Выбрать главу

В офисе случилась вторая неприятность. Мизуки Сато пришла с опозданием и раскричалась, когда начальник сделал ей выговор.

— Что вы смотрите на меня! — истошно кричала Мизуки. — Что вы смотрите?! Мы все умрем… Нас всех не станет! Не станет!

На следующий день Мизуки покончила собой. В офисе все дружно выразили соболезнования семье. И все! Все вернулись к работе, но без рвения. Цутому все чаще стал замечать — кто-то из коллег опаздывал, уходил раньше, а то и вовсе не приходил. Работой манкировал даже начальник. Офис пустел, а на улице… На улице становилось до омерзения нестерпимо, особенно после рокового объявления — катастрофа неизбежна.

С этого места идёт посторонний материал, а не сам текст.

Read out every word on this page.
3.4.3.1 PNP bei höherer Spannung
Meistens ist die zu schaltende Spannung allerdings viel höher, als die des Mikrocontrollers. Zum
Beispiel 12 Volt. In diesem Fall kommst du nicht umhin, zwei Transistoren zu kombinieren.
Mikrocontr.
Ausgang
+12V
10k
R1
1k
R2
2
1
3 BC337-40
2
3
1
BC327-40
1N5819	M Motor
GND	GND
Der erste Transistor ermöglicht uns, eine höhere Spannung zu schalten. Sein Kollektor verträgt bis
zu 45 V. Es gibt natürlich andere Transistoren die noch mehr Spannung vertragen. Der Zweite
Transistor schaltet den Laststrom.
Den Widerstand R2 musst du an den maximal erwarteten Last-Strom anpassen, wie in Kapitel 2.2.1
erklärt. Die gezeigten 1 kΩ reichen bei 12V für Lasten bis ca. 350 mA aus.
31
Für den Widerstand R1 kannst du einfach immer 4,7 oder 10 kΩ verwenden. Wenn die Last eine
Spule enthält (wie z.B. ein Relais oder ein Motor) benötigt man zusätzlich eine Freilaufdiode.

Правил больше не существовало. Чуя конец, люди как назло кричали, плакали, смеялись непривычно громко. Многие плевали на порядок очереди, толкались, игнорировали статус и положение. Одно за одним приходили сообщения о свершенных преступлениях, убийствах, кражах, изнасилованиях…

Не все вели себя как животные, однако Токио привык жить по правилам. Вся Япония привыкла жить по правилам, а теперь нация разделилась пополам — тех, кто был верен традициям, и тех, кто этими традициями пренебрег. Цутому тихо возмущался этому разгулу. Конец света — не повод сходить с ума, но людям было все равно на его убеждения.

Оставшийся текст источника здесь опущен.